Luciana Littizzetto allora ha chiesto a Mara se è vero che lei in un’intervista su Vanity Fair ha detto che la parola tradimento non le piace, e che è meglio dire “si è preso dieci minuti di festa”. Mara Maionchi conferma ciò che ha detto, dicendo che non si può rovinare una famiglia solo per dieci minuti di svago. Poi ovviamente dice che l’idea la agghiaccia, ma magari per alcuni è usuale tradire. Insieme poi hanno parlato di quando sia difficile e noioso andarsi a cercare qualcuno con cui tradire, poiché definito “lavoro inutille”.

Come siete entrate nel mondo del lavoro?

Mara Maionchi ha subito iniziato a raccontare che lei ha iniziato a lavorare presto, poiché lei a scuola era “una somara” e suo padre voleva quindi che lei incominciasse subito a lavorare. Nel 1959 quindi inizio in aziende di spedizioni e prodotti chimici, cambiando vari posti. Poi però nel 1967 a Milano, ha risposto a un annuncio sul Corriere della Sera. È stata così assunta come segretaria dell’ufficio stampa presso la casa discografica Ariston Records. Poi nel 1976 si è sposata e successivamente, facendo un concorso, venne scelta come giudice di XFactor. Da quel momento iniziò la sua carriera.

Orietta Berti ha invece raccontato di essere cresciuta in un piccolo paese vicino a Reggio Emilia, in un contesto semplice dove fin da giovane si occupava di attività familiari. In casa, il padre e lo zio erano appassionati di musica e furono proprio loro a spingerla a studiare canto lirico. Durante questo percorso, Orietta era molto timida e faticava a far uscire la voce, vivendo quindi con grande insicurezza i primi approcci al canto. Dopo la morte del padre, ha continuato comunque a coltivare questa passione, partecipando a concorsi per “voci nuove” nella musica leggera, dato che nel mondo della lirica era molto difficile emergere senza conoscenze. Un momento fondamentale è stato l’incontro con il paroliere Giorgio Calabrese, che, colpito dalla sua voce, le propose di trasferirsi a Milano per sostenere alcuni provini. Inizialmente la madre era contraria, preoccupata dall’ambiente dello spettacolo, e avrebbe preferito per lei un lavoro più sicuro in una fabbrica di abbigliamento, dove aveva già un posto pronto come disegnatrice di modelli per bambini. Tuttavia Orietta riuscì a convincerla a concederle una possibilità: un periodo di prova di sei mesi a Milano per fare alcuni provini, con l’accordo che, in caso di insuccesso, sarebbe tornata al lavoro già organizzato. Questa opportunità si rivelò decisiva, perché proprio durante i provini iniziò il suo percorso musicale che la portò rapidamente a entrare nel mondo della musica leggera italiana e ad avviare la carriera che l’ha resa celebre.

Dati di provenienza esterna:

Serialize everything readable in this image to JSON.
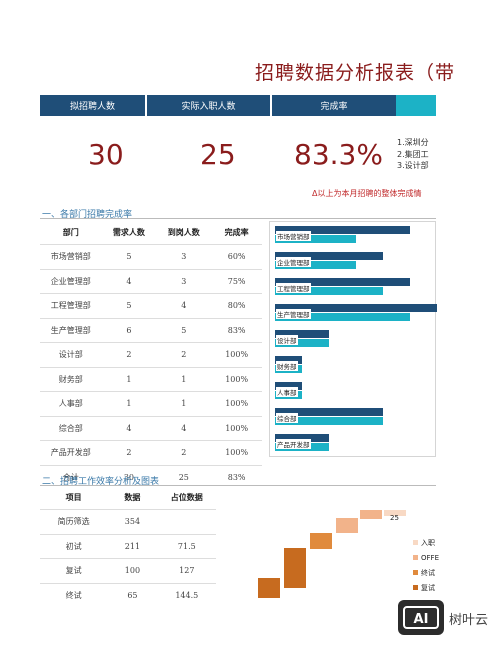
{
  "report": {
    "title": "招聘数据分析报表（带"
  },
  "kpi": {
    "headers": [
      "拟招聘人数",
      "实际入职人数",
      "完成率"
    ],
    "values": [
      "30",
      "25",
      "83.3%"
    ],
    "colors": {
      "dark": "#1f4e78",
      "light": "#1cb2c6"
    }
  },
  "notes": [
    "1.深圳分",
    "2.集团工",
    "3.设计部"
  ],
  "warning": "Δ以上为本月招聘的整体完成情",
  "section1": {
    "title": "一、各部门招聘完成率",
    "columns": [
      "部门",
      "需求人数",
      "到岗人数",
      "完成率"
    ],
    "rows": [
      [
        "市场营销部",
        "5",
        "3",
        "60%"
      ],
      [
        "企业管理部",
        "4",
        "3",
        "75%"
      ],
      [
        "工程管理部",
        "5",
        "4",
        "80%"
      ],
      [
        "生产管理部",
        "6",
        "5",
        "83%"
      ],
      [
        "设计部",
        "2",
        "2",
        "100%"
      ],
      [
        "财务部",
        "1",
        "1",
        "100%"
      ],
      [
        "人事部",
        "1",
        "1",
        "100%"
      ],
      [
        "综合部",
        "4",
        "4",
        "100%"
      ],
      [
        "产品开发部",
        "2",
        "2",
        "100%"
      ],
      [
        "合计",
        "30",
        "25",
        "83%"
      ]
    ]
  },
  "section2": {
    "title": "二、招聘工作效率分析及图表",
    "columns": [
      "项目",
      "数据",
      "占位数据"
    ],
    "rows": [
      [
        "简历筛选",
        "354",
        ""
      ],
      [
        "初试",
        "211",
        "71.5"
      ],
      [
        "复试",
        "100",
        "127"
      ],
      [
        "终试",
        "65",
        "144.5"
      ]
    ]
  },
  "chart_data": [
    {
      "type": "bar",
      "orientation": "horizontal",
      "categories": [
        "市场营销部",
        "企业管理部",
        "工程管理部",
        "生产管理部",
        "设计部",
        "财务部",
        "人事部",
        "综合部",
        "产品开发部"
      ],
      "series": [
        {
          "values": [
            5,
            4,
            5,
            6,
            2,
            1,
            1,
            4,
            2
          ],
          "color": "#1f4e78"
        },
        {
          "values": [
            3,
            3,
            4,
            5,
            2,
            1,
            1,
            4,
            2
          ],
          "color": "#1cb2c6"
        }
      ],
      "xlim": [
        0,
        6
      ]
    },
    {
      "type": "bar",
      "subtype": "waterfall",
      "series_colors": [
        "#c76b1f",
        "#e08a3c",
        "#f2b38a",
        "#f8d9c4"
      ],
      "visible_data_label": "25",
      "legend": [
        "入职",
        "OFFE",
        "终试",
        "复试"
      ],
      "legend_colors": [
        "#f8d9c4",
        "#f2b38a",
        "#e08a3c",
        "#c76b1f"
      ]
    }
  ],
  "watermark": {
    "text": "树叶云",
    "logo_letters": "AI"
  }
}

Orietta, potresti darci un consiglio di bellezza?

Dovete sapere che da quando l’ho scoperto non esco più di casa senza: il sapone da bucato, come ad esempio il sapone di Marsiglia. Un altro consiglio che posso dirvi e usare le spugne per pulire la pelle. Io mi faccio tre o quattro docce al giorno, poiché ritengo che la pelle debba essere pulita sempre.